Open up the panoramic moon roof and you’ll notice the 60:40 split rear seats slide, recline, and fold-flat. With the seats upright, rear leg room is I noticed, much improved over the old model yet still there’s almost 900 litres of boot space at the rear, with double that when the rear seats are down, and underfloor storage areas to keep valuables hidden from view. The Luxe and Luxe Essential have power, remote tailgate release, whilst the Sensory and Autograph models have motion activated releases.

That rather clever engine, the technology within which took Nissan / Infiniti over 20 years to perfect and bring to market, is mated to an Xtronic Constantly Variable Transmission (CVT) gearbox...

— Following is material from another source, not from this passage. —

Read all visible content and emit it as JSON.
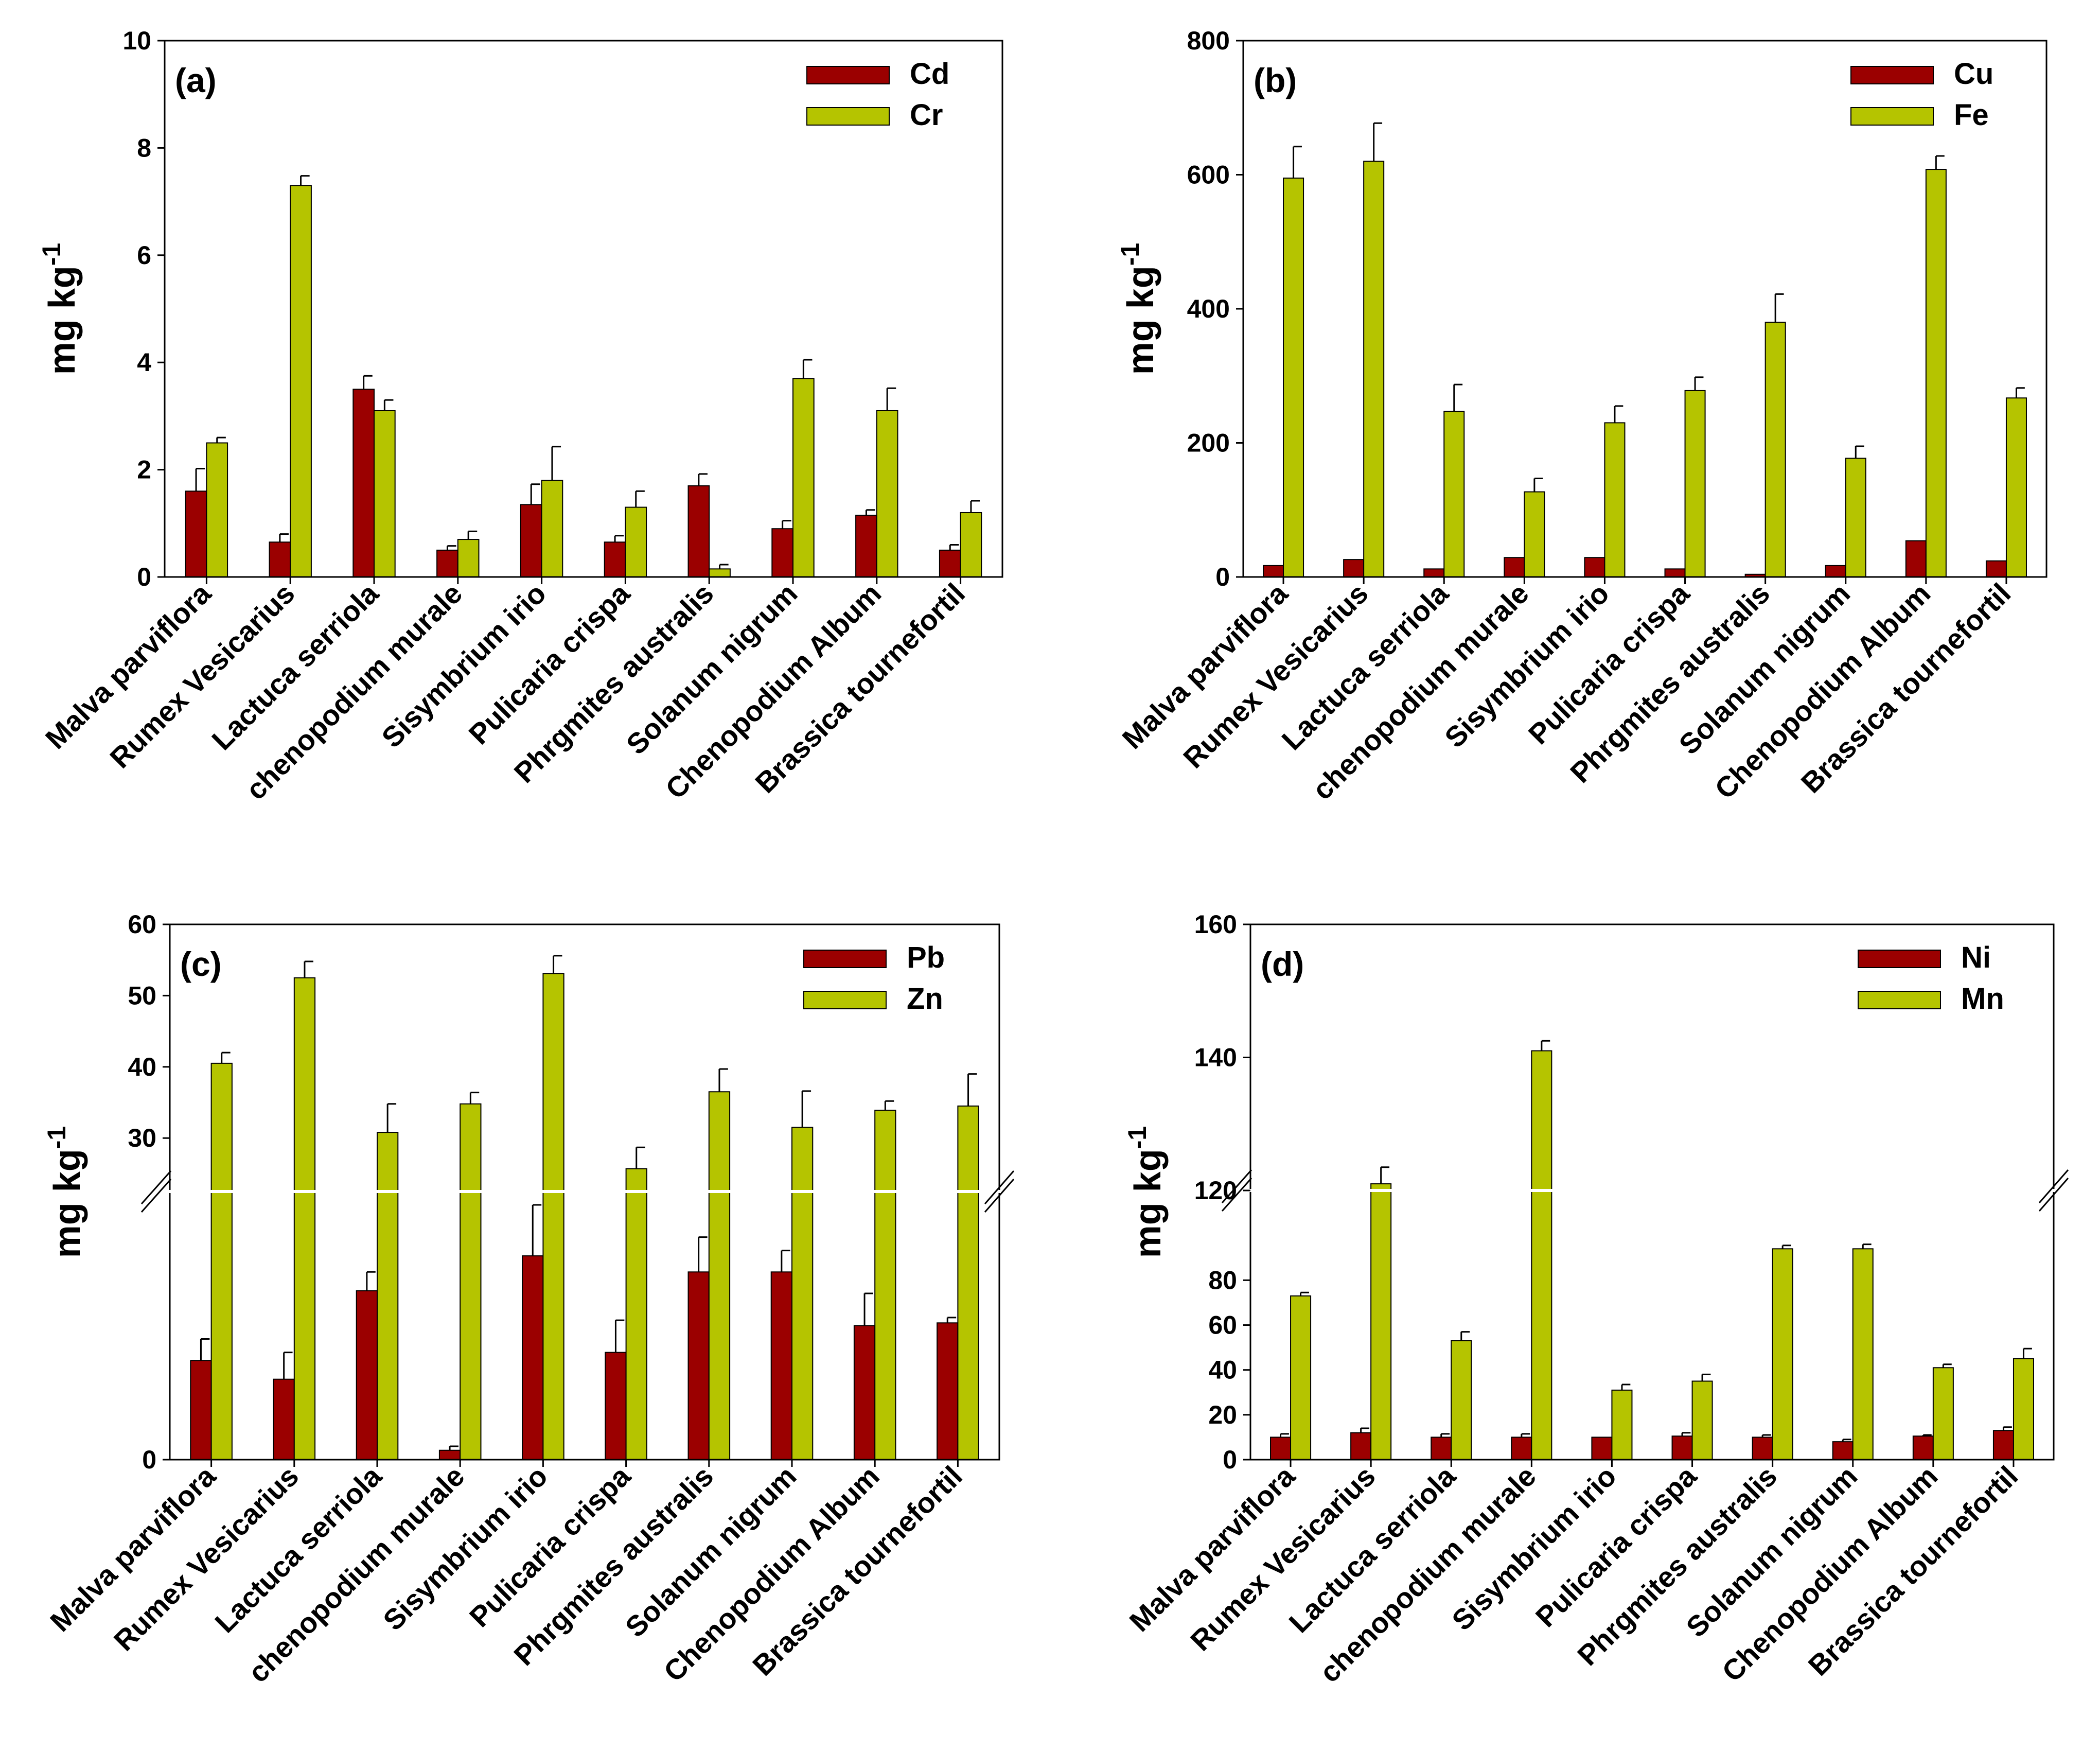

The Infiniti certainly hits the spot in terms of cocooning the driver in luxury, but equally in safety features, with front, roof and knee airbags installed, Lower Anchors and Tethers for Children (LATCH), ABS with Brake Assist, Traction Control and Tyre Pressure Monitoring System to name but a few, even on the entry level Luxe. The Autobiography comes fully loaded with others features including Forward Collision Warning and Intervention, Around View Monitoring and adaptive, steering headlights. So no lack of aids to cosset and comfort the driver, that’s for sure.

The mid sized SUV market is a major battle ground in the automotive market, perhaps nowhere more so than in the UAE where fuel efficiency, or lack of it, was rarely a sticking point when it came to vehicle selection. But times they are a changing, belts are being tightened and many buyers are now consciously hoping to reduce their impact on this beautiful planet we call home. If switching from a larger V6, or even V8 engined SUV to a smaller vehicle means spending less money — and less time — at the fuel pumps in future, but not having to compromise on luxury, then the QX50 may well have what it takes to attract a more forward thinking clientele.